Heh, so here is the question. What are we supposed to be doing? Just what is it that we 'need' to be doing? I guess I just need a hobby. Don't get me wrong I'm not unhappy. I have a lovely woman and child in my life and things are going great. You know the drill..., once we reach the top of one mountain we look for the next to climb. Is that whats going on here? Is that what I'm supposed to be doing. Heh,.... I mean some scrabble for money, some for women. Those of you who know me, know I love women. Damn, do I love women. But I'm a one woman man now. (No, laughing there in the back!!!) Yeah, I need a hobby. My daughter is part of my everyday life, and its great but its not enough. Should it be? I don't know. I so new to all of this. When you have children are you supposed to continue your life or press pause for 18+ years? So many questions so little time.

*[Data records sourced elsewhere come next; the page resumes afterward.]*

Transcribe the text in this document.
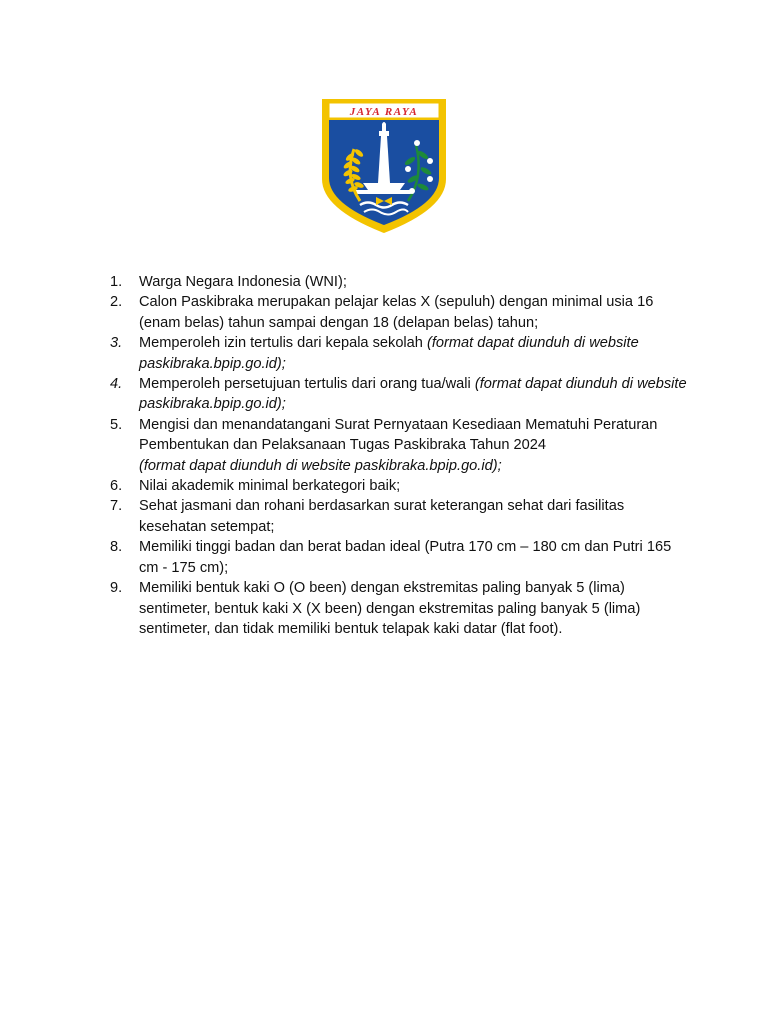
JAYA RAYA
1. Warga Negara Indonesia (WNI);
2. Calon Paskibraka merupakan pelajar kelas X (sepuluh) dengan minimal usia 16 (enam belas) tahun sampai dengan 18 (delapan belas) tahun;
3. Memperoleh izin tertulis dari kepala sekolah (format dapat diunduh di website paskibraka.bpip.go.id);
4. Memperoleh persetujuan tertulis dari orang tua/wali (format dapat diunduh di website paskibraka.bpip.go.id);
5. Mengisi dan menandatangani Surat Pernyataan Kesediaan Mematuhi Peraturan Pembentukan dan Pelaksanaan Tugas Paskibraka Tahun 2024
(format dapat diunduh di website paskibraka.bpip.go.id);
6. Nilai akademik minimal berkategori baik;
7. Sehat jasmani dan rohani berdasarkan surat keterangan sehat dari fasilitas kesehatan setempat;
8. Memiliki tinggi badan dan berat badan ideal (Putra 170 cm – 180 cm dan Putri 165 cm - 175 cm);
9. Memiliki bentuk kaki O (O been) dengan ekstremitas paling banyak 5 (lima) sentimeter, bentuk kaki X (X been) dengan ekstremitas paling banyak 5 (lima) sentimeter, dan tidak memiliki bentuk telapak kaki datar (flat foot).
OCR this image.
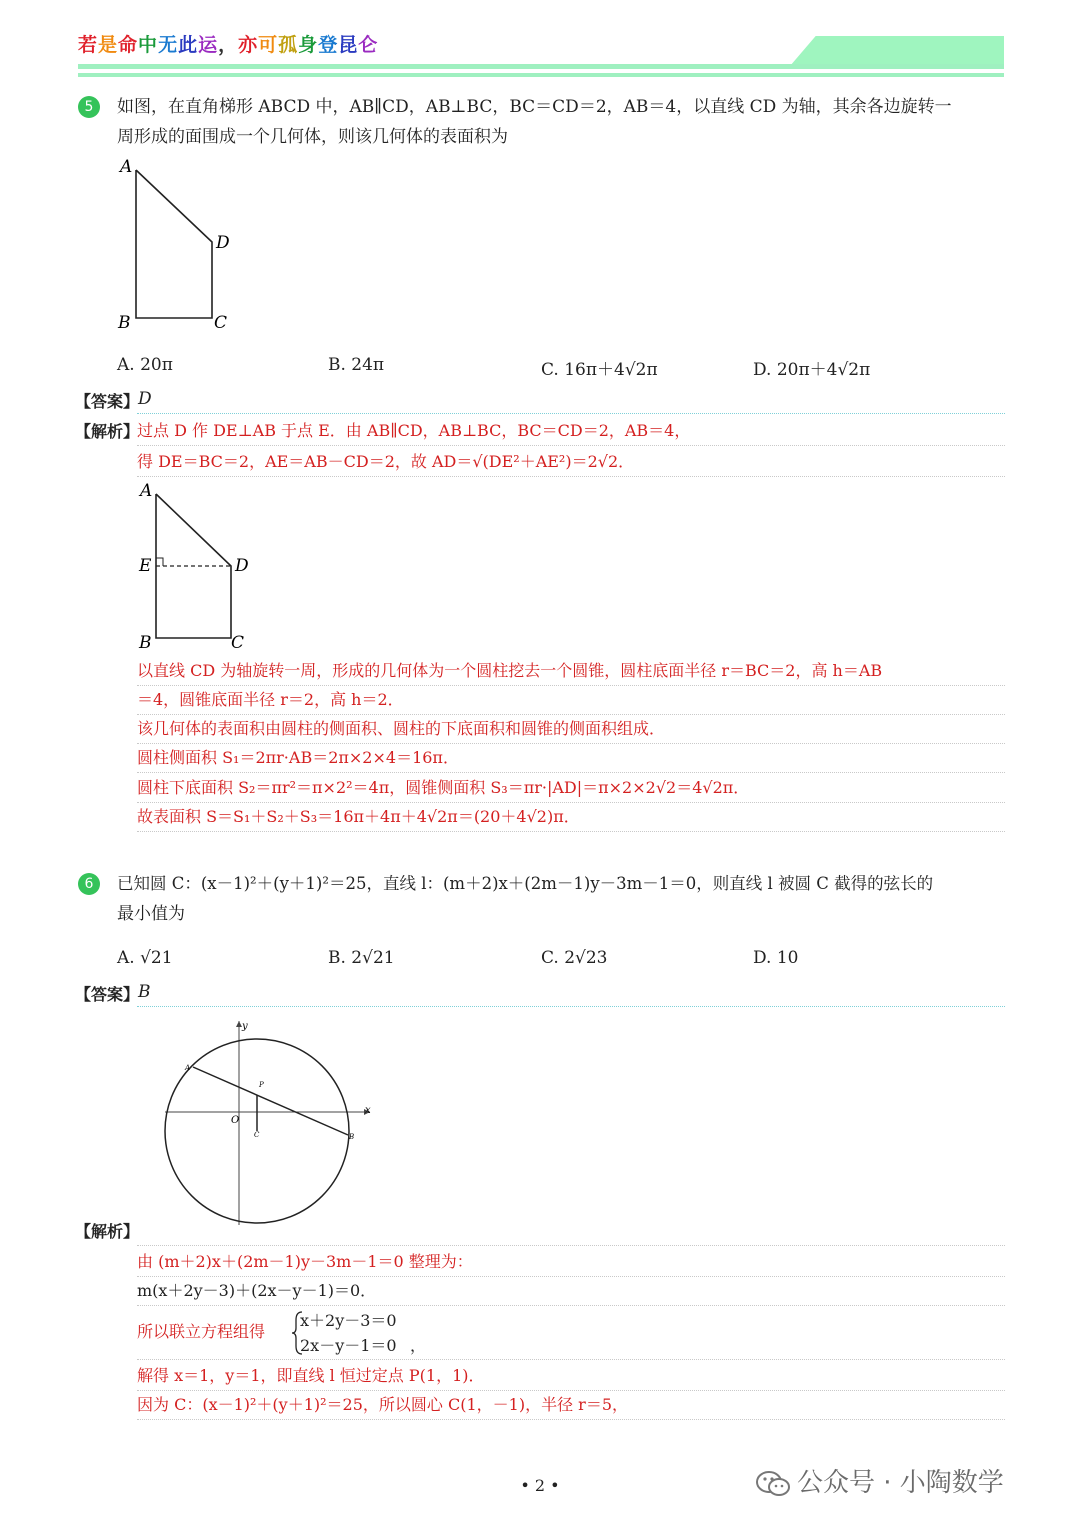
若是命中无此运，亦可孤身登昆仑
5	如图，在直角梯形 ABCD 中，AB∥CD，AB⊥BC，BC＝CD＝2，AB＝4，以直线 CD 为轴，其余各边旋转一
周形成的面围成一个几何体，则该几何体的表面积为
A
D
B	C
A. 20π	B. 24π	C. 16π＋4√2π	D. 20π＋4√2π
【答案】
D
【解析】
过点 D 作 DE⊥AB 于点 E．由 AB∥CD，AB⊥BC，BC＝CD＝2，AB＝4，
得 DE＝BC＝2，AE＝AB－CD＝2，故 AD＝√(DE²＋AE²)＝2√2．
A
E	D
B	C
以直线 CD 为轴旋转一周，形成的几何体为一个圆柱挖去一个圆锥，圆柱底面半径 r＝BC＝2，高 h＝AB
＝4，圆锥底面半径 r＝2，高 h＝2．
该几何体的表面积由圆柱的侧面积、圆柱的下底面积和圆锥的侧面积组成．
圆柱侧面积 S₁＝2πr·AB＝2π×2×4＝16π．
圆柱下底面积 S₂＝πr²＝π×2²＝4π，圆锥侧面积 S₃＝πr·|AD|＝π×2×2√2＝4√2π．
故表面积 S＝S₁＋S₂＋S₃＝16π＋4π＋4√2π＝(20＋4√2)π．
6	已知圆 C：(x－1)²＋(y＋1)²＝25，直线 l：(m＋2)x＋(2m－1)y－3m－1＝0，则直线 l 被圆 C 截得的弦长的
最小值为
A. √21	B. 2√21	C. 2√23	D. 10
【答案】
B
y
x
O
A
B
P
C
【解析】
由 (m＋2)x＋(2m－1)y－3m－1＝0 整理为：
m(x＋2y－3)＋(2x－y－1)＝0．
所以联立方程组得
x＋2y－3＝0
2x－y－1＝0 ，
解得 x＝1，y＝1，即直线 l 恒过定点 P(1，1)．
因为 C：(x－1)²＋(y＋1)²＝25，所以圆心 C(1，－1)，半径 r＝5，
• 2 •	公众号 · 小陶数学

Anyway, back to my second favorite subject. Women.... Look but don't touch right? Heh, now there is a whole new question. Is looking betraying or cheating in a relationship? Perhaps... I've heard arguments in both directions. I don't know. Maybe it has to do with what your thinking while your looking. I really don't consciously know what I'm thinking. I guess its along the lines of "damn" and "holy mother of....". Is that cheating, or is that just being non-pc? Anyone with half an answer is welcome to comment. Many thought and bits of wisdom are requested.

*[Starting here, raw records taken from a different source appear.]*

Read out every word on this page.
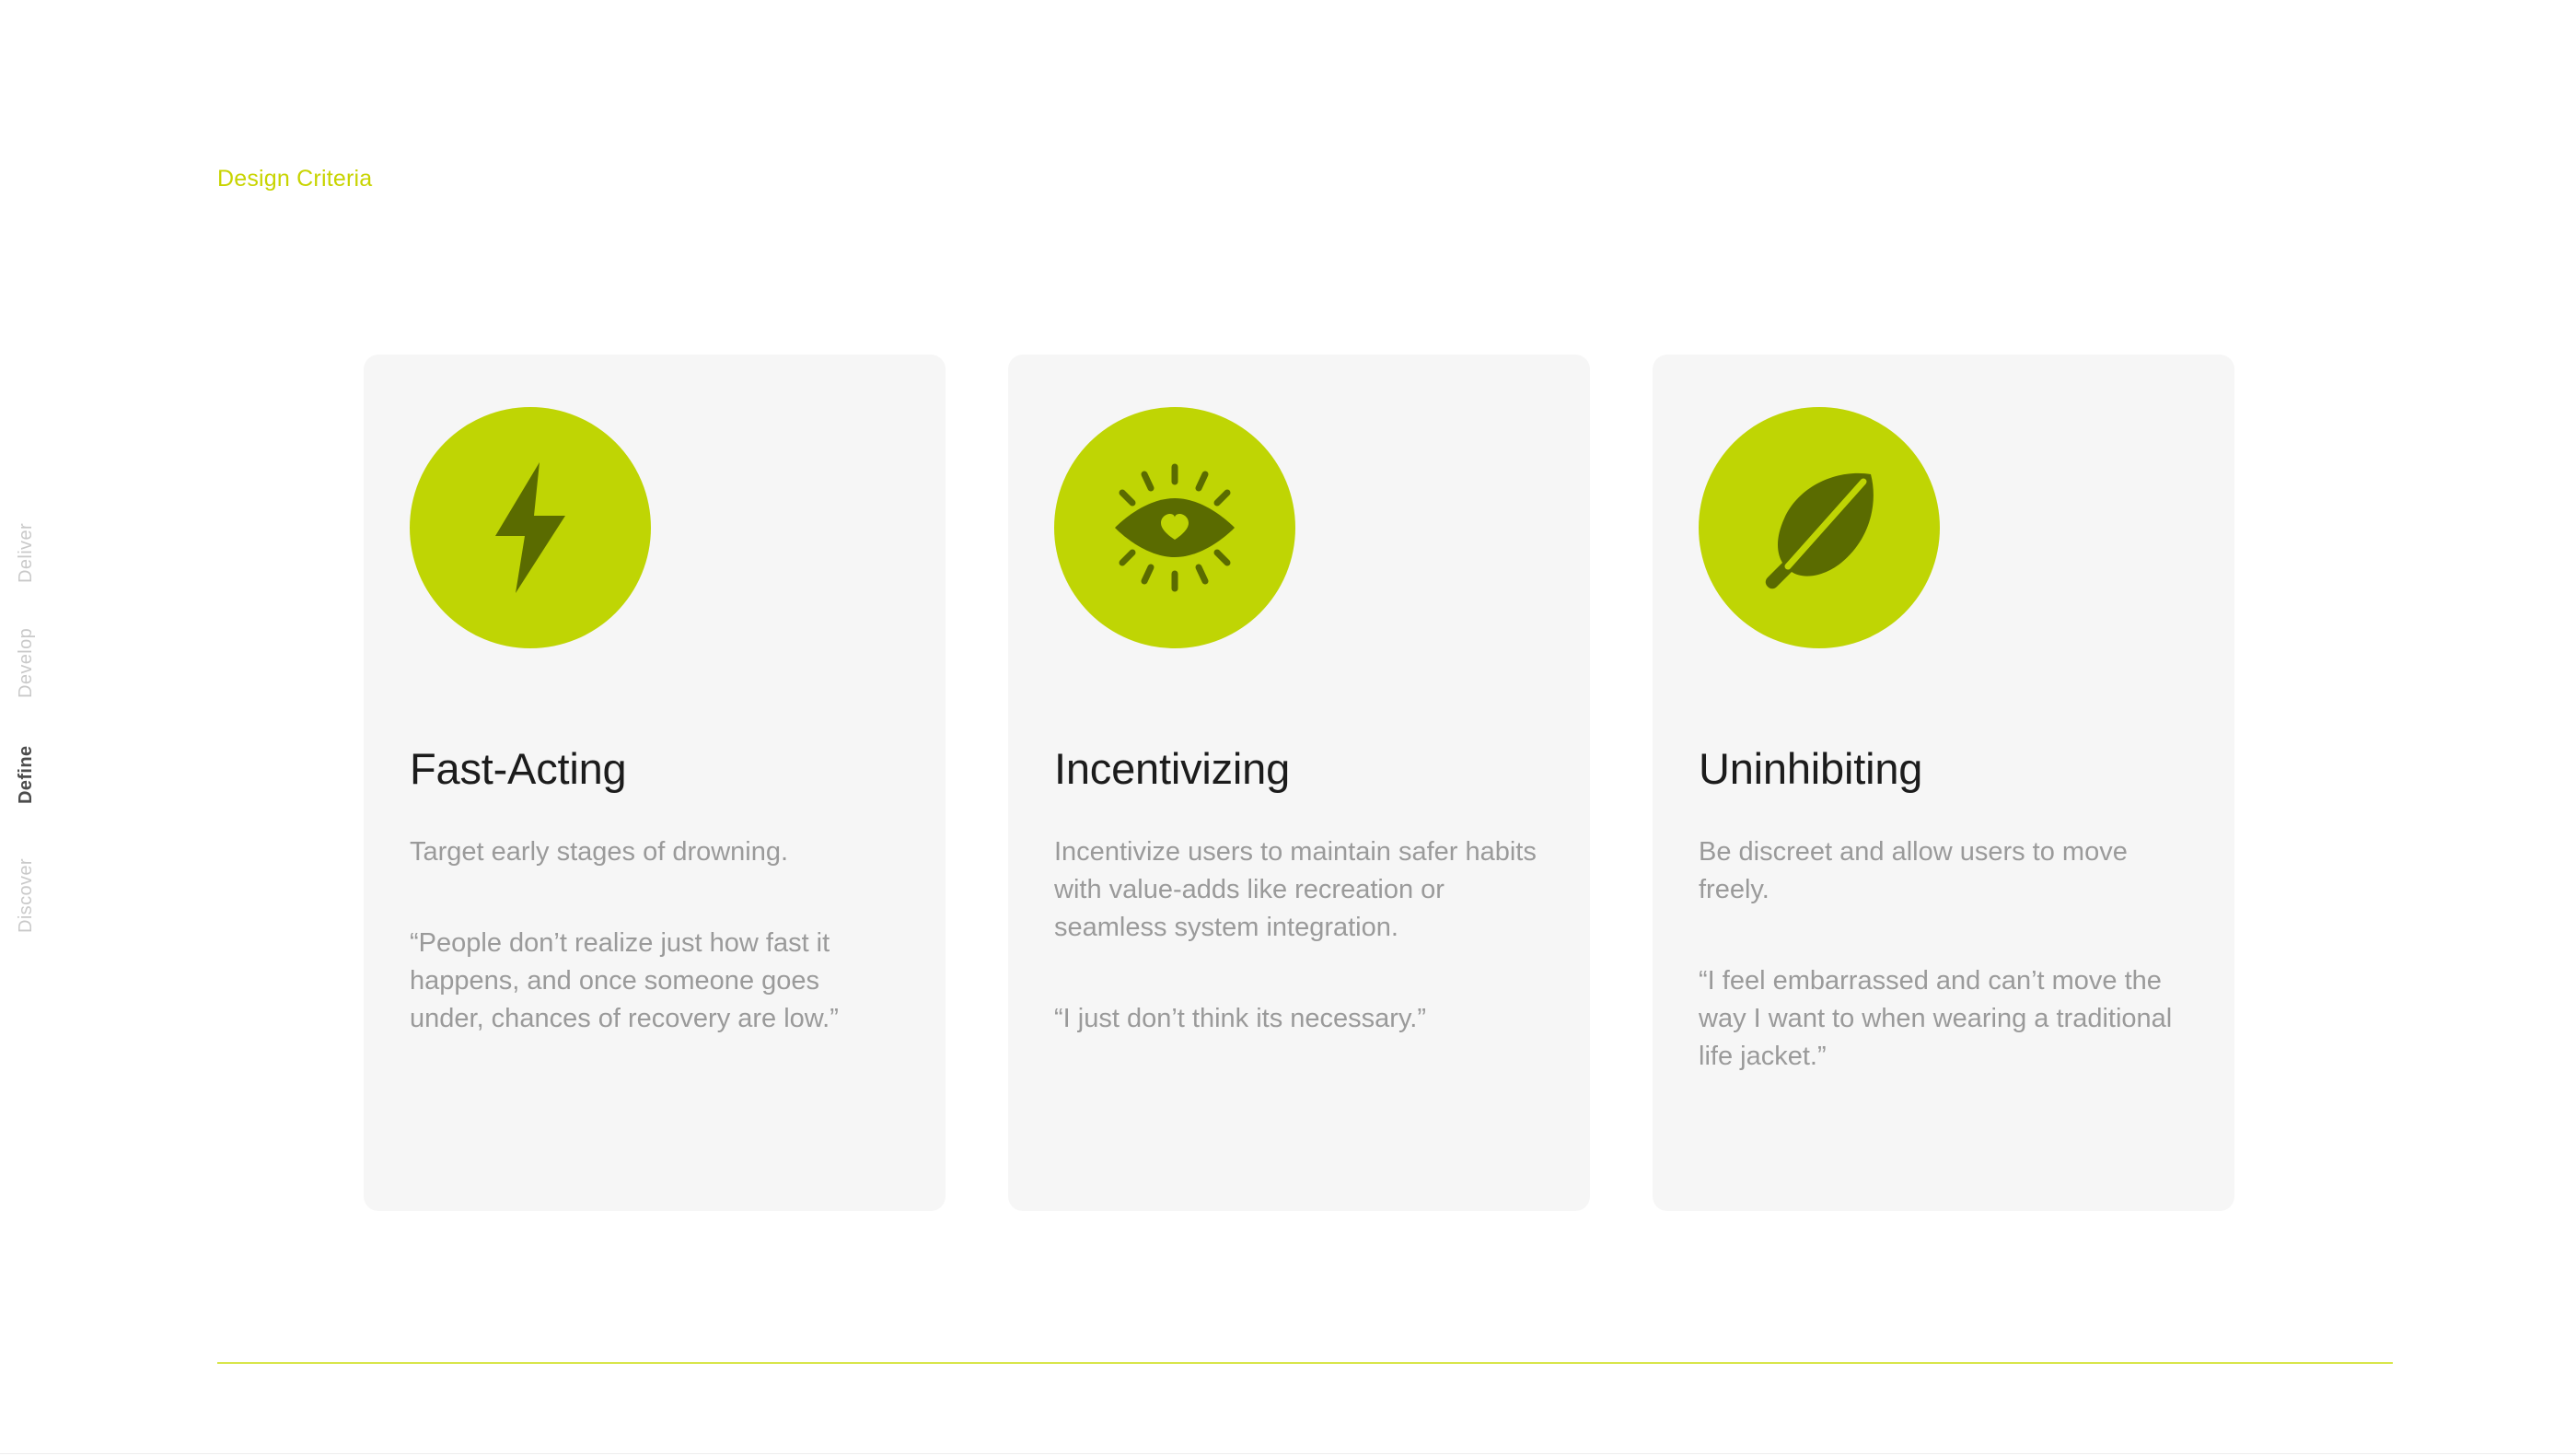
Design Criteria
Deliver
Develop
Define
Discover
Fast-Acting
Target early stages of drowning.
“People don’t realize just how fast it happens, and once someone goes under, chances of recovery are low.”
Incentivizing
Incentivize users to maintain safer habits with value-adds like recreation or seamless system integration.
“I just don’t think its necessary.”
Uninhibiting
Be discreet and allow users to move freely.
“I feel embarrassed and can’t move the way I want to when wearing a traditional life jacket.”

Alright lets look on the other hand. 'My girl'...., she is very loyal..., it is something that attracts me to her. Am I jealous? Oh hell yes, but the fact that she is so loyal makes it easy on me. I'll even go so far as to say this...., I wouldn't mind her going to see a male strip show. In my mind its cool as long as she brings the resulting hormones home to yours truly. She may think that one of the fellows has a great ass, abs or a big thingy... LOL, well you know. Its all good to me. I guess its that way because deep down in my heart i "know" she won't do anything. I guess I just wish she felt the same way. Heh, that may be my fault also. I haven't always been fully committed to her as I am now. I know its taken its toll on her. Maybe I can repair the damage.
Heh, anyway... Its my birthday and I love you all. I love all of you on my friendslist..., well most of you. Also I love all of you whom I have not yet met. Much love to you all. While I'm not Dave Chappell, I am Rick James bitch!!!